Title: Re: Milled first eastern white pine WOW
Post by: A-z farmer on January 31, 2019, 12:27:49 PM
Thank you for that information 69 bronco
My uncle has always had me seal logs with anchor seal when ever we have cuts trees for milling .My other mistake was cutting up the slabs into 14 inch lengths in a wooden rack that I copied one of the members here made . I had my dad and another ole timer splitting all the slabs into kindling in the warm shop with an electric splitter.Needless to say when the split up the ewp they were not happy with me .i am new to milling our own trees but with the help of the members here I am learning .
Thank you 
Zeke
Title: Re: Milled first eastern white pine WOW
Post by: Southside on January 31, 2019, 03:28:17 PM
What were they not happy about?  Pine makes excellent kindling, especially when it's dry, I keep my dry pine trimmings for exactly that reason.  The really sappy stuff from yellow pine is known as lighter wood down this way.
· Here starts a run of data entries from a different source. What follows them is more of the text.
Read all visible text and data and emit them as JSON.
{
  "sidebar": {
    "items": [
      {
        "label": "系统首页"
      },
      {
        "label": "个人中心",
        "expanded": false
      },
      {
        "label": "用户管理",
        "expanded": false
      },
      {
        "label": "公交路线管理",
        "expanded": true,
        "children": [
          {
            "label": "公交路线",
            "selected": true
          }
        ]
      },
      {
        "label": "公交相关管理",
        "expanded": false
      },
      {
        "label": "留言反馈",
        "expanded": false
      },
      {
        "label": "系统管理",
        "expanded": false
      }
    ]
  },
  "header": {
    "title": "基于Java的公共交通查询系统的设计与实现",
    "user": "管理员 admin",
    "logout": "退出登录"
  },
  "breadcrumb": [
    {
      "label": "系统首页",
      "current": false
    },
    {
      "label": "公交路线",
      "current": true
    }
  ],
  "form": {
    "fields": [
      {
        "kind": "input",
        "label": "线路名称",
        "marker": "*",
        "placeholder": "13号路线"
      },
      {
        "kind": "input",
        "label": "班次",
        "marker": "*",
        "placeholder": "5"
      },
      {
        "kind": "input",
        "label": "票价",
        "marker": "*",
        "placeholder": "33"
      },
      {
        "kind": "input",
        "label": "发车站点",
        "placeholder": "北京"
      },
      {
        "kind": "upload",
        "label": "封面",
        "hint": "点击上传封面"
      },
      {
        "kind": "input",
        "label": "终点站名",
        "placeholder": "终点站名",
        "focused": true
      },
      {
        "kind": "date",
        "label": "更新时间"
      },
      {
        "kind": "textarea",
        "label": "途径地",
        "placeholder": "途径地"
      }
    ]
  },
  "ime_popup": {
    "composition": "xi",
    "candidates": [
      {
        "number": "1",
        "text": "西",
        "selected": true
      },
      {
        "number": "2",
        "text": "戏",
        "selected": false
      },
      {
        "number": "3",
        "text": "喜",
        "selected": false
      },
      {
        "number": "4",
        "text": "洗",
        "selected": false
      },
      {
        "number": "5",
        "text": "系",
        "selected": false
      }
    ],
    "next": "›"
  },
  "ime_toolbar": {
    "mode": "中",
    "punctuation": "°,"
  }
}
Title: Re: Milled first eastern white pine WOW
Post by: Bruno of NH on January 31, 2019, 03:42:38 PM
I mill lots of EWP
I let the logs set
Pitch runs out the ends and bark slips off.
But I find some logs have large pitch pockets mostly the big ones I save to saw live edge slabs out of.
Bull pines have more pockets.
Title: Re: Milled first eastern white pine WOW
Post by: A-z farmer on January 31, 2019, 05:55:04 PM
Southside logger
We all burn wood every year about 8 cords each so my dad is always looking for something he can do that does not involve standing too long so every year he splits up about 100 bushel of kindling for all of our wood stoves and furnaces .My dad said he has never soo much pitch run out of pine before but I am going to let it dry out in slab form for a year from now on.
On the bright side he says he can pick up things a lot easier with his gloves so sticky .
Thank you all
Title: Re: Milled first eastern white pine WOW
Post by: quadracutter222 on January 31, 2019, 07:17:02 PM
Pinsol, Purple cleaner or Cascade sound like pretty popular alternatives to diesel.  I will be cutting predominately doug fir and western red cedar, so will need something good for the fir.  I hope to land a bunch of resaw work stacking my mill behind a Mobile Dimension, and that sawer says no diesel on his wood.